Nugget’s raspy bark sounded below. Doubtless, he didn’t want to be left behind. Pastor Brody lifted the old dog onto the wagon seat, and Becky stroked his rough coat. Somehow, having him at her side offered her a sense of security. She gave Pastor Brody a gentle nod. If there was one redeeming element in this appalling day, it was the chance meeting with the pastor. Strange he’d happened by so soon after the storm. At one time, she would have credited it to the Lord.
But not now. Not after He’d abandoned them.

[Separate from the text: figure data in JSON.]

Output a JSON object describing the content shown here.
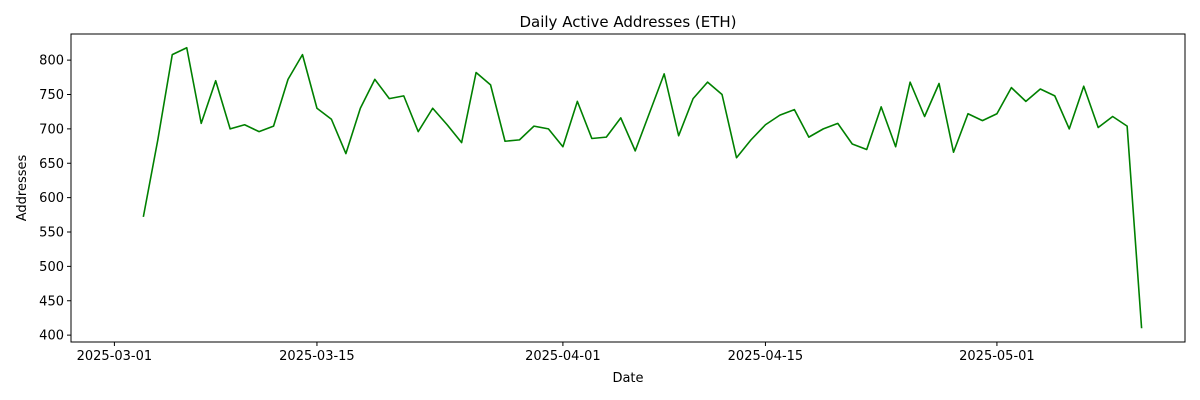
{
  "chart_data": {
    "type": "line",
    "title": "Daily Active Addresses (ETH)",
    "xlabel": "Date",
    "ylabel": "Addresses",
    "xlim": [
      "2025-02-26",
      "2025-05-14"
    ],
    "ylim": [
      390,
      838
    ],
    "x_ticks": [
      "2025-03-01",
      "2025-03-15",
      "2025-04-01",
      "2025-04-15",
      "2025-05-01"
    ],
    "y_ticks": [
      400,
      450,
      500,
      550,
      600,
      650,
      700,
      750,
      800
    ],
    "grid": false,
    "line_color": "#008000",
    "series": [
      {
        "x": [
          "2025-03-03",
          "2025-03-04",
          "2025-03-05",
          "2025-03-06",
          "2025-03-07",
          "2025-03-08",
          "2025-03-09",
          "2025-03-10",
          "2025-03-11",
          "2025-03-12",
          "2025-03-13",
          "2025-03-14",
          "2025-03-15",
          "2025-03-16",
          "2025-03-17",
          "2025-03-18",
          "2025-03-19",
          "2025-03-20",
          "2025-03-21",
          "2025-03-22",
          "2025-03-23",
          "2025-03-24",
          "2025-03-25",
          "2025-03-26",
          "2025-03-27",
          "2025-03-28",
          "2025-03-29",
          "2025-03-30",
          "2025-03-31",
          "2025-04-01",
          "2025-04-02",
          "2025-04-03",
          "2025-04-04",
          "2025-04-05",
          "2025-04-06",
          "2025-04-07",
          "2025-04-08",
          "2025-04-09",
          "2025-04-10",
          "2025-04-11",
          "2025-04-12",
          "2025-04-13",
          "2025-04-14",
          "2025-04-15",
          "2025-04-16",
          "2025-04-17",
          "2025-04-18",
          "2025-04-19",
          "2025-04-20",
          "2025-04-21",
          "2025-04-22",
          "2025-04-23",
          "2025-04-24",
          "2025-04-25",
          "2025-04-26",
          "2025-04-27",
          "2025-04-28",
          "2025-04-29",
          "2025-04-30",
          "2025-05-01",
          "2025-05-02",
          "2025-05-03",
          "2025-05-04",
          "2025-05-05",
          "2025-05-06",
          "2025-05-07",
          "2025-05-08",
          "2025-05-09",
          "2025-05-10",
          "2025-05-11"
        ],
        "values": [
          572,
          684,
          808,
          818,
          708,
          770,
          700,
          706,
          696,
          704,
          772,
          808,
          730,
          714,
          664,
          730,
          772,
          744,
          748,
          696,
          730,
          706,
          680,
          782,
          764,
          682,
          684,
          704,
          700,
          674,
          740,
          686,
          688,
          716,
          668,
          724,
          780,
          690,
          744,
          768,
          750,
          658,
          684,
          706,
          720,
          728,
          688,
          700,
          708,
          678,
          670,
          732,
          674,
          768,
          718,
          766,
          666,
          722,
          712,
          722,
          760,
          740,
          758,
          748,
          700,
          762,
          702,
          718,
          704,
          410
        ]
      }
    ]
  }
}
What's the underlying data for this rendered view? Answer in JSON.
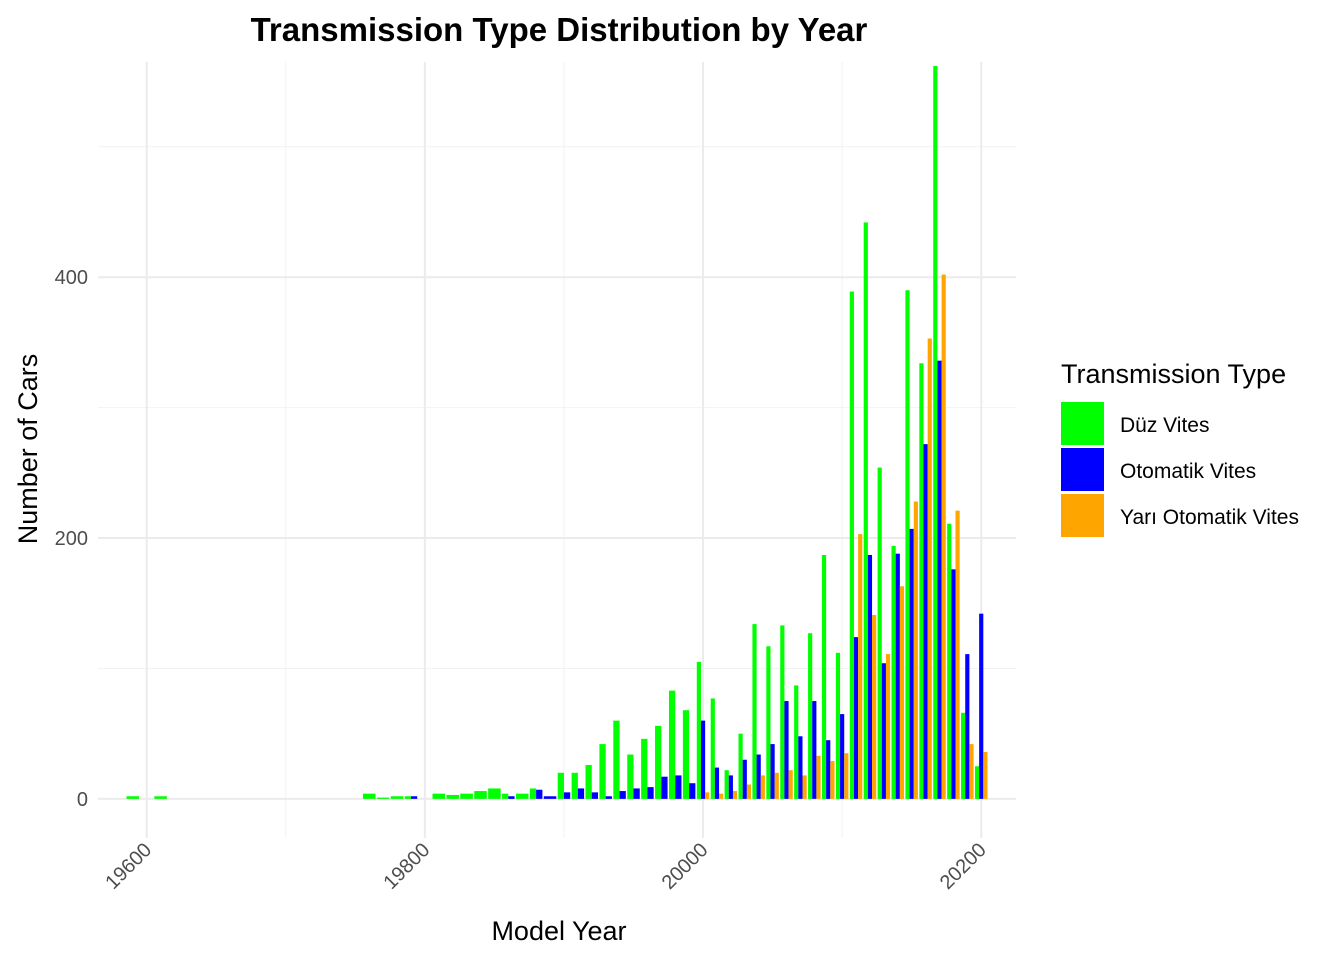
{
  "chart_data": {
    "type": "bar",
    "title": "Transmission Type Distribution by Year",
    "xlabel": "Model Year",
    "ylabel": "Number of Cars",
    "xlim": [
      1956.5,
      2022.5
    ],
    "ylim": [
      -30,
      565
    ],
    "x_ticks": [
      1960,
      1980,
      2000,
      2020
    ],
    "x_tick_labels": [
      "19600",
      "19800",
      "20000",
      "20200"
    ],
    "y_ticks": [
      0,
      200,
      400
    ],
    "y_tick_labels": [
      "0",
      "200",
      "400"
    ],
    "grid": true,
    "legend": {
      "title": "Transmission Type",
      "position": "right"
    },
    "series": [
      {
        "name": "Düz Vites",
        "color": "#00FF00",
        "points": [
          [
            1959,
            2
          ],
          [
            1961,
            2
          ],
          [
            1976,
            4
          ],
          [
            1977,
            1
          ],
          [
            1978,
            2
          ],
          [
            1979,
            2
          ],
          [
            1981,
            4
          ],
          [
            1982,
            3
          ],
          [
            1983,
            4
          ],
          [
            1984,
            6
          ],
          [
            1985,
            8
          ],
          [
            1986,
            4
          ],
          [
            1987,
            4
          ],
          [
            1988,
            8
          ],
          [
            1990,
            20
          ],
          [
            1991,
            20
          ],
          [
            1992,
            26
          ],
          [
            1993,
            42
          ],
          [
            1994,
            60
          ],
          [
            1995,
            34
          ],
          [
            1996,
            46
          ],
          [
            1997,
            56
          ],
          [
            1998,
            83
          ],
          [
            1999,
            68
          ],
          [
            2000,
            105
          ],
          [
            2001,
            77
          ],
          [
            2002,
            22
          ],
          [
            2003,
            50
          ],
          [
            2004,
            134
          ],
          [
            2005,
            117
          ],
          [
            2006,
            133
          ],
          [
            2007,
            87
          ],
          [
            2008,
            127
          ],
          [
            2009,
            187
          ],
          [
            2010,
            112
          ],
          [
            2011,
            389
          ],
          [
            2012,
            442
          ],
          [
            2013,
            254
          ],
          [
            2014,
            194
          ],
          [
            2015,
            390
          ],
          [
            2016,
            334
          ],
          [
            2017,
            562
          ],
          [
            2018,
            211
          ],
          [
            2019,
            66
          ],
          [
            2020,
            25
          ]
        ]
      },
      {
        "name": "Otomatik Vites",
        "color": "#0000FF",
        "points": [
          [
            1979,
            2
          ],
          [
            1986,
            2
          ],
          [
            1988,
            7
          ],
          [
            1989,
            2
          ],
          [
            1990,
            5
          ],
          [
            1991,
            8
          ],
          [
            1992,
            5
          ],
          [
            1993,
            2
          ],
          [
            1994,
            6
          ],
          [
            1995,
            8
          ],
          [
            1996,
            9
          ],
          [
            1997,
            17
          ],
          [
            1998,
            18
          ],
          [
            1999,
            12
          ],
          [
            2000,
            60
          ],
          [
            2001,
            24
          ],
          [
            2002,
            18
          ],
          [
            2003,
            30
          ],
          [
            2004,
            34
          ],
          [
            2005,
            42
          ],
          [
            2006,
            75
          ],
          [
            2007,
            48
          ],
          [
            2008,
            75
          ],
          [
            2009,
            45
          ],
          [
            2010,
            65
          ],
          [
            2011,
            124
          ],
          [
            2012,
            187
          ],
          [
            2013,
            104
          ],
          [
            2014,
            188
          ],
          [
            2015,
            207
          ],
          [
            2016,
            272
          ],
          [
            2017,
            336
          ],
          [
            2018,
            176
          ],
          [
            2019,
            111
          ],
          [
            2020,
            142
          ]
        ]
      },
      {
        "name": "Yarı Otomatik Vites",
        "color": "#FFA500",
        "points": [
          [
            2000,
            5
          ],
          [
            2001,
            4
          ],
          [
            2002,
            6
          ],
          [
            2003,
            11
          ],
          [
            2004,
            18
          ],
          [
            2005,
            20
          ],
          [
            2006,
            22
          ],
          [
            2007,
            18
          ],
          [
            2008,
            33
          ],
          [
            2009,
            29
          ],
          [
            2010,
            35
          ],
          [
            2011,
            203
          ],
          [
            2012,
            141
          ],
          [
            2013,
            111
          ],
          [
            2014,
            163
          ],
          [
            2015,
            228
          ],
          [
            2016,
            353
          ],
          [
            2017,
            402
          ],
          [
            2018,
            221
          ],
          [
            2019,
            42
          ],
          [
            2020,
            36
          ]
        ]
      }
    ]
  }
}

The western sky turned fiery red as the sun dipped low on the horizon. She would need every stitch of daylight for the long trek to town. Taking a firm grip on the reins, she struck them across the horses’ rumps. As she guided them onto the muddy path, the memory of Pastor Brody’s warning to take it slow squelched her urge to press them faster.
A glance back at Pa’s motionless form sent a wave of unease rippling through her. Such a long way. Would he make it?
Everything in her longed to cry out to the Lord. But why should she? He’d failed her.
She squared her shoulders, tightening her hold on the reins. From now on, she’d trust only herself.